# Mettre Mac sur mon PC en plus de Windows 7



## ggbzh56 (10 Mars 2013)

Bonjour a tous,

Je me permet de solliciter votre aide.

Voila j'ai un PC sous Windows 7 et je souhaiterai rajouter Mac dessus.
Pour commencer j'ai partitionné mon disque dur ce qui me fait donc 1DD de 900Go (Windows) et un de 500Go sur lequel je voudrai installer Mac.

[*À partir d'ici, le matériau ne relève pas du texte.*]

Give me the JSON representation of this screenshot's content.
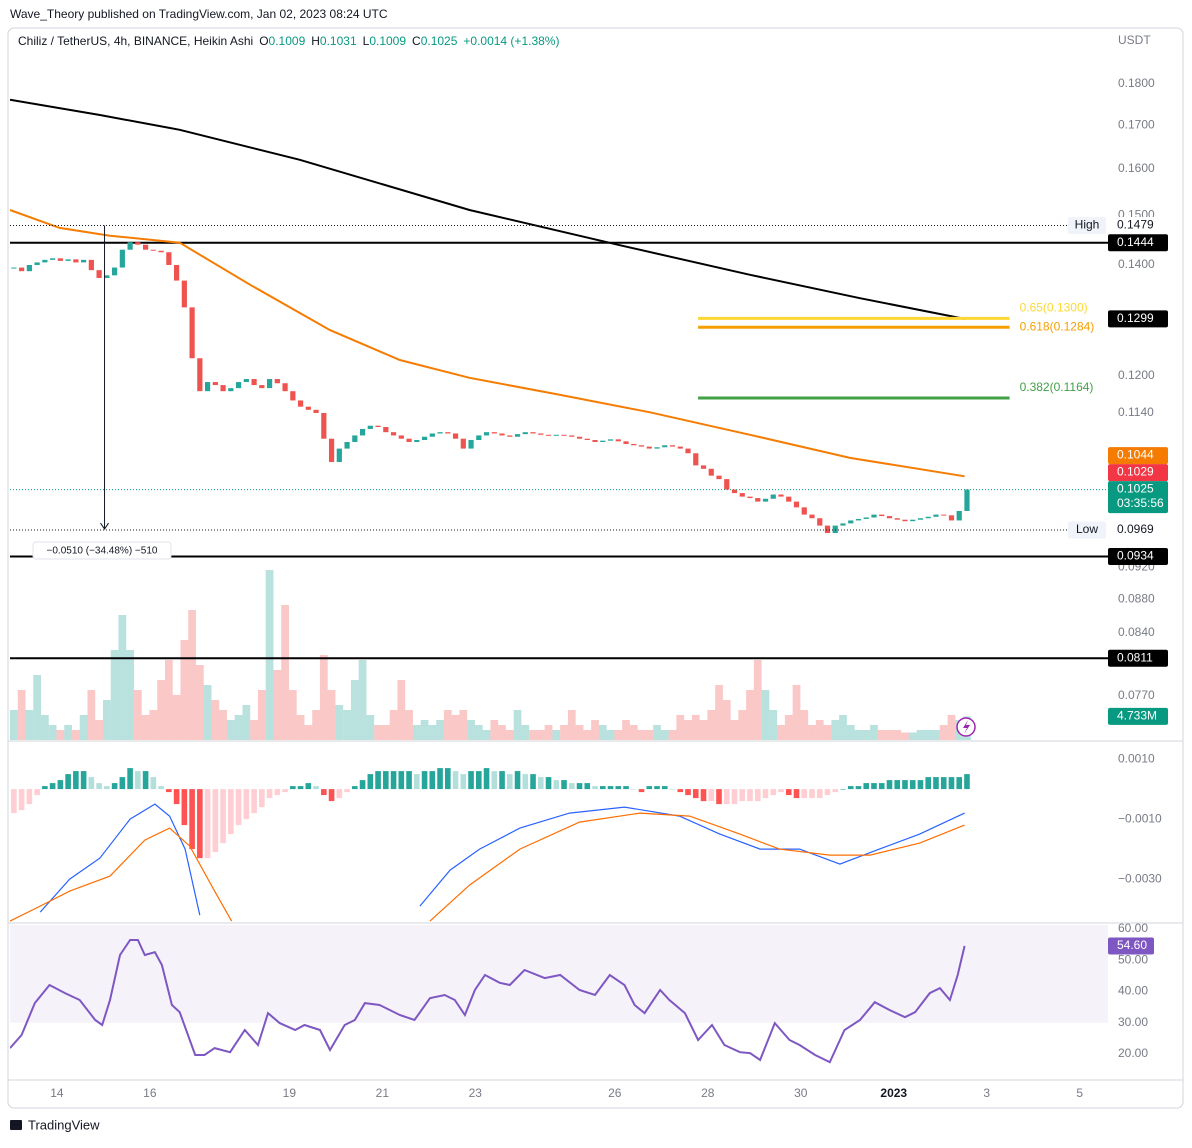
{
  "header": {
    "publisher": "Wave_Theory published on TradingView.com, Jan 02, 2023 08:24 UTC",
    "symbol": "Chiliz / TetherUS, 4h, BINANCE, Heikin Ashi",
    "ohlc": [
      {
        "key": "O",
        "value": "0.1009"
      },
      {
        "key": "H",
        "value": "0.1031"
      },
      {
        "key": "L",
        "value": "0.1009"
      },
      {
        "key": "C",
        "value": "0.1025"
      }
    ],
    "change": "+0.0014 (+1.38%)",
    "currency": "USDT"
  },
  "footer": {
    "brand": "TradingView"
  },
  "chart_data": [
    {
      "type": "candlestick",
      "log_scale": true,
      "up_color": "#26a69a",
      "down_color": "#ef5350",
      "xlim": [
        -0.5,
        141.2
      ],
      "xticks": [
        {
          "value": 5.55,
          "label": "14"
        },
        {
          "value": 17.55,
          "label": "16"
        },
        {
          "value": 35.55,
          "label": "19"
        },
        {
          "value": 47.55,
          "label": "21"
        },
        {
          "value": 59.55,
          "label": "23"
        },
        {
          "value": 77.55,
          "label": "26"
        },
        {
          "value": 89.55,
          "label": "28"
        },
        {
          "value": 101.55,
          "label": "30"
        },
        {
          "value": 113.55,
          "label": "2023"
        },
        {
          "value": 125.55,
          "label": "3"
        },
        {
          "value": 137.55,
          "label": "5"
        }
      ],
      "ylim": [
        0.0724,
        0.194
      ],
      "yticks": [
        {
          "value": 0.18,
          "label": "0.1800"
        },
        {
          "value": 0.17,
          "label": "0.1700"
        },
        {
          "value": 0.16,
          "label": "0.1600"
        },
        {
          "value": 0.15,
          "label": "0.1500"
        },
        {
          "value": 0.14,
          "label": "0.1400"
        },
        {
          "value": 0.12,
          "label": "0.1200"
        },
        {
          "value": 0.114,
          "label": "0.1140"
        },
        {
          "value": 0.092,
          "label": "0.0920"
        },
        {
          "value": 0.088,
          "label": "0.0880"
        },
        {
          "value": 0.084,
          "label": "0.0840"
        },
        {
          "value": 0.077,
          "label": "0.0770"
        }
      ],
      "close": [
        0.1395,
        0.1388,
        0.14,
        0.1405,
        0.141,
        0.1413,
        0.1408,
        0.1411,
        0.1405,
        0.141,
        0.139,
        0.1375,
        0.138,
        0.1395,
        0.143,
        0.1445,
        0.144,
        0.143,
        0.1428,
        0.1425,
        0.14,
        0.137,
        0.132,
        0.123,
        0.1175,
        0.119,
        0.1185,
        0.1175,
        0.118,
        0.119,
        0.1195,
        0.1185,
        0.118,
        0.1195,
        0.1188,
        0.1175,
        0.116,
        0.115,
        0.1145,
        0.114,
        0.11,
        0.1065,
        0.1085,
        0.1095,
        0.1105,
        0.1115,
        0.112,
        0.1118,
        0.111,
        0.1105,
        0.11,
        0.1095,
        0.1098,
        0.1103,
        0.1108,
        0.111,
        0.1108,
        0.11,
        0.1085,
        0.1098,
        0.1105,
        0.111,
        0.1108,
        0.1105,
        0.1103,
        0.1107,
        0.111,
        0.1108,
        0.1106,
        0.1105,
        0.1106,
        0.1105,
        0.1103,
        0.11,
        0.1098,
        0.1095,
        0.1097,
        0.1099,
        0.1096,
        0.1092,
        0.109,
        0.1088,
        0.1085,
        0.1087,
        0.109,
        0.1088,
        0.1085,
        0.1078,
        0.106,
        0.1055,
        0.1045,
        0.104,
        0.1025,
        0.102,
        0.1015,
        0.1013,
        0.1008,
        0.1012,
        0.1018,
        0.1015,
        0.1008,
        0.1,
        0.099,
        0.0985,
        0.0975,
        0.0965,
        0.0975,
        0.0978,
        0.0982,
        0.0984,
        0.0986,
        0.099,
        0.0988,
        0.0985,
        0.0983,
        0.0981,
        0.0983,
        0.0985,
        0.0987,
        0.099,
        0.0989,
        0.0982,
        0.0995,
        0.1025
      ],
      "lines": [
        {
          "color": "#000000",
          "x": [
            -0.5,
            11.1,
            21.4,
            36.9,
            58.8,
            78.2,
            95.0,
            109.2,
            122.7
          ],
          "values": [
            0.1761,
            0.1724,
            0.1689,
            0.162,
            0.1511,
            0.1439,
            0.1381,
            0.1337,
            0.1299
          ]
        },
        {
          "color": "#f57c00",
          "x": [
            -0.5,
            5.9,
            12.4,
            21.4,
            30.5,
            40.8,
            49.8,
            58.8,
            70.5,
            82.1,
            95.0,
            107.9,
            122.7
          ],
          "values": [
            0.1511,
            0.1474,
            0.1458,
            0.1444,
            0.1362,
            0.1279,
            0.1227,
            0.1197,
            0.1169,
            0.1141,
            0.1106,
            0.1071,
            0.1044
          ]
        }
      ],
      "volume": {
        "ylim": [
          0,
          36
        ],
        "values": [
          6,
          10,
          6,
          13,
          5,
          3,
          2,
          3,
          2,
          5,
          10,
          4,
          8,
          18,
          25,
          18,
          10,
          5,
          6,
          12,
          16,
          9,
          20,
          26,
          15,
          11,
          8,
          6,
          4,
          5,
          7,
          4,
          10,
          34,
          14,
          27,
          10,
          5,
          3,
          6,
          17,
          10,
          7,
          6,
          12,
          16,
          5,
          3,
          3,
          6,
          12,
          6,
          3,
          4,
          3,
          4,
          6,
          5,
          6,
          4,
          3,
          2,
          4,
          3,
          2,
          6,
          3,
          2,
          2,
          3,
          2,
          3,
          6,
          3,
          2,
          4,
          3,
          2,
          2,
          4,
          3,
          2,
          2,
          3,
          2,
          2,
          5,
          4,
          5,
          4,
          6,
          11,
          8,
          4,
          6,
          10,
          16,
          10,
          6,
          3,
          5,
          11,
          6,
          3,
          4,
          3,
          4,
          5,
          3,
          2,
          2,
          3,
          2,
          2,
          2,
          1.5,
          1.5,
          2,
          2,
          2,
          3,
          5,
          4,
          4.733
        ],
        "last_label": {
          "value": 4.733,
          "label": "4.733M"
        },
        "color": "#089981"
      },
      "levels": [
        0.1444,
        0.0934,
        0.0811
      ],
      "fib": [
        {
          "label": "0.65(0.1300)",
          "value": 0.13,
          "color": "#fdd835",
          "xrange": [
            88.3,
            128.5
          ]
        },
        {
          "label": "0.618(0.1284)",
          "value": 0.1284,
          "color": "#f59f00",
          "xrange": [
            88.3,
            128.5
          ]
        },
        {
          "label": "0.382(0.1164)",
          "value": 0.1164,
          "color": "#43a047",
          "xrange": [
            88.3,
            128.5
          ]
        }
      ],
      "price_labels": [
        {
          "value": 0.1479,
          "label": "0.1479",
          "tag": "High",
          "style": "plain"
        },
        {
          "value": 0.1444,
          "label": "0.1444",
          "style": "#000000"
        },
        {
          "value": 0.1299,
          "label": "0.1299",
          "style": "#000000"
        },
        {
          "value": 0.1044,
          "label": "0.1044",
          "style": "#f57c00"
        },
        {
          "value": 0.1029,
          "label": "0.1029",
          "style": "#f23645"
        },
        {
          "value": 0.1025,
          "label": "0.1025",
          "countdown": "03:35:56",
          "style": "#089981"
        },
        {
          "value": 0.0969,
          "label": "0.0969",
          "tag": "Low",
          "style": "plain"
        },
        {
          "value": 0.0934,
          "label": "0.0934",
          "style": "#000000"
        },
        {
          "value": 0.0811,
          "label": "0.0811",
          "style": "#000000"
        }
      ],
      "measure": {
        "label": "−0.0510 (−34.48%) −510",
        "x": 11.7,
        "from": 0.1479,
        "to": 0.0969
      }
    },
    {
      "type": "macd",
      "ylim": [
        -0.00443,
        0.00157
      ],
      "yticks": [
        {
          "value": 0.001,
          "label": "0.0010"
        },
        {
          "value": -0.001,
          "label": "−0.0010"
        },
        {
          "value": -0.003,
          "label": "−0.0030"
        }
      ],
      "histogram": [
        -0.0008,
        -0.0007,
        -0.0005,
        -0.0002,
        0.0001,
        0.0002,
        0.0003,
        0.0005,
        0.0006,
        0.0006,
        0.0004,
        0.0002,
        0.0001,
        0.0002,
        0.0004,
        0.0007,
        0.0006,
        0.0006,
        0.0004,
        0.0001,
        -0.0001,
        -0.0005,
        -0.0012,
        -0.002,
        -0.0023,
        -0.0023,
        -0.0021,
        -0.0018,
        -0.0015,
        -0.0012,
        -0.001,
        -0.0008,
        -0.0006,
        -0.0003,
        -0.0002,
        -0.0001,
        0.0001,
        0.0001,
        0.0002,
        0.0001,
        -0.0002,
        -0.0004,
        -0.0003,
        -0.0001,
        0.0001,
        0.0003,
        0.0005,
        0.0006,
        0.0006,
        0.0006,
        0.0006,
        0.0006,
        0.0005,
        0.0006,
        0.0006,
        0.0007,
        0.0007,
        0.0006,
        0.0005,
        0.0006,
        0.0006,
        0.0007,
        0.0006,
        0.0006,
        0.0005,
        0.0006,
        0.0005,
        0.0005,
        0.0004,
        0.0004,
        0.0003,
        0.0003,
        0.0002,
        0.0002,
        0.0002,
        0.0001,
        0.0001,
        0.0001,
        0.0001,
        0.0001,
        0,
        -0.0001,
        0.0001,
        0.0001,
        0.0001,
        0,
        -0.0001,
        -0.0002,
        -0.0003,
        -0.0004,
        -0.0004,
        -0.0005,
        -0.0005,
        -0.0005,
        -0.0004,
        -0.0004,
        -0.0004,
        -0.0003,
        -0.0002,
        -0.0001,
        -0.0002,
        -0.0003,
        -0.0003,
        -0.0003,
        -0.0003,
        -0.0002,
        -0.0001,
        0,
        0.0001,
        0.0001,
        0.0002,
        0.0002,
        0.0002,
        0.0003,
        0.0003,
        0.0003,
        0.0003,
        0.0003,
        0.0004,
        0.0004,
        0.0004,
        0.0004,
        0.0004,
        0.0005
      ],
      "histogram_colors": [
        "#26a69a",
        "#b2dfdb",
        "#ffcdd2",
        "#ff5252"
      ],
      "series": [
        {
          "color": "#2962ff",
          "x": [
            3.4,
            7.2,
            11.1,
            15.0,
            18.2,
            20.1,
            22.1,
            24.0,
            null,
            52.4,
            56.3,
            60.1,
            65.3,
            71.7,
            78.8,
            85.9,
            91.1,
            96.3,
            101.4,
            106.6,
            111.7,
            116.9,
            122.7
          ],
          "values": [
            -0.0041,
            -0.003,
            -0.0023,
            -0.001,
            -0.0005,
            -0.0009,
            -0.002,
            -0.0042,
            null,
            -0.0039,
            -0.0027,
            -0.002,
            -0.0013,
            -0.0008,
            -0.0006,
            -0.0009,
            -0.0015,
            -0.002,
            -0.002,
            -0.0025,
            -0.002,
            -0.0015,
            -0.0008
          ]
        },
        {
          "color": "#ff6d00",
          "x": [
            -0.5,
            3.4,
            7.2,
            12.4,
            16.9,
            20.1,
            22.7,
            25.9,
            28.1,
            null,
            53.7,
            58.8,
            65.3,
            73.0,
            80.8,
            87.2,
            93.7,
            98.8,
            105.3,
            110.5,
            116.9,
            122.7
          ],
          "values": [
            -0.0044,
            -0.0039,
            -0.0034,
            -0.0029,
            -0.0017,
            -0.0013,
            -0.0019,
            -0.0034,
            -0.0044,
            null,
            -0.0044,
            -0.0032,
            -0.002,
            -0.0011,
            -0.0008,
            -0.0009,
            -0.0015,
            -0.002,
            -0.0022,
            -0.0022,
            -0.0018,
            -0.0012
          ]
        }
      ]
    },
    {
      "type": "rsi",
      "ylim": [
        11.7,
        61.3
      ],
      "band": [
        30,
        70
      ],
      "color": "#7e57c2",
      "yticks": [
        {
          "value": 60,
          "label": "60.00"
        },
        {
          "value": 50,
          "label": "50.00"
        },
        {
          "value": 40,
          "label": "40.00"
        },
        {
          "value": 30,
          "label": "30.00"
        },
        {
          "value": 20,
          "label": "20.00"
        }
      ],
      "x": [
        -0.5,
        1.0,
        2.7,
        4.6,
        6.6,
        8.5,
        10.5,
        11.4,
        12.4,
        13.7,
        15.0,
        16.0,
        16.9,
        18.2,
        19.1,
        20.4,
        21.4,
        23.4,
        24.6,
        25.9,
        27.9,
        29.8,
        31.5,
        32.8,
        34.3,
        36.3,
        37.5,
        39.5,
        40.8,
        42.7,
        44.0,
        45.3,
        47.2,
        49.8,
        51.7,
        53.7,
        55.6,
        56.9,
        58.2,
        59.5,
        60.8,
        62.7,
        64.0,
        65.9,
        68.5,
        70.5,
        73.0,
        75.0,
        76.9,
        78.8,
        80.1,
        81.4,
        83.4,
        84.6,
        86.6,
        88.3,
        90.1,
        91.7,
        93.7,
        95.0,
        96.3,
        98.2,
        100.1,
        101.4,
        103.4,
        105.3,
        107.2,
        109.2,
        111.1,
        113.0,
        115.0,
        116.3,
        118.2,
        119.5,
        120.8,
        121.8,
        122.7
      ],
      "values": [
        21.9,
        26.1,
        36.3,
        42.1,
        39.5,
        37.3,
        30.9,
        29.3,
        37.3,
        51.7,
        56.5,
        56.5,
        51.7,
        52.6,
        48.5,
        35.7,
        33.4,
        19.7,
        19.7,
        21.9,
        20.6,
        27.7,
        22.9,
        33.1,
        29.9,
        27.7,
        29.3,
        27.7,
        21.3,
        29.3,
        30.9,
        36.3,
        35.7,
        32.5,
        30.9,
        37.9,
        38.9,
        37.3,
        32.5,
        40.5,
        45.3,
        42.8,
        42.1,
        46.9,
        44.3,
        45.3,
        40.5,
        38.9,
        45.3,
        42.1,
        35.7,
        33.1,
        40.5,
        37.3,
        33.1,
        24.5,
        29.3,
        22.9,
        20.6,
        20.3,
        18.1,
        29.9,
        24.5,
        22.9,
        19.7,
        17.4,
        27.7,
        30.9,
        36.6,
        34.1,
        31.8,
        33.4,
        39.5,
        41.1,
        37.3,
        45.3,
        54.6
      ],
      "last_label": {
        "value": 54.6,
        "label": "54.60"
      }
    }
  ]
}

J'ai fais des recherches mais je n'ai trouvé que des vieux sujets a ce propos donc je voulais savoir si quelqu'un aurait une méthode plus récente :rateau:

Merci d'avance


----------



## leon1983 (1 Avril 2013)

Bonjour,

je te recommande de mettre le mac à côté et non pas dessus.
D'une part ce sera plus stable et dans un second temps les boitiers du mac et du pc seront mieux ventilés.
Mais une question me brûle la vulve.... Pourquoi ne pas tenter d'installer OSX (mountain lion par exemple) sur ton pc en parcourant les sujets Hackintosh sur ce forum?


----------



## Locke (1 Avril 2013)

On n'installe pas OS X comme ça dans un PC, ce n'est pas non plus un tour de magie. Allez, un petit peu de lecture pour savoir a quoi t'attendre... http://itotoscreencast.fr


----------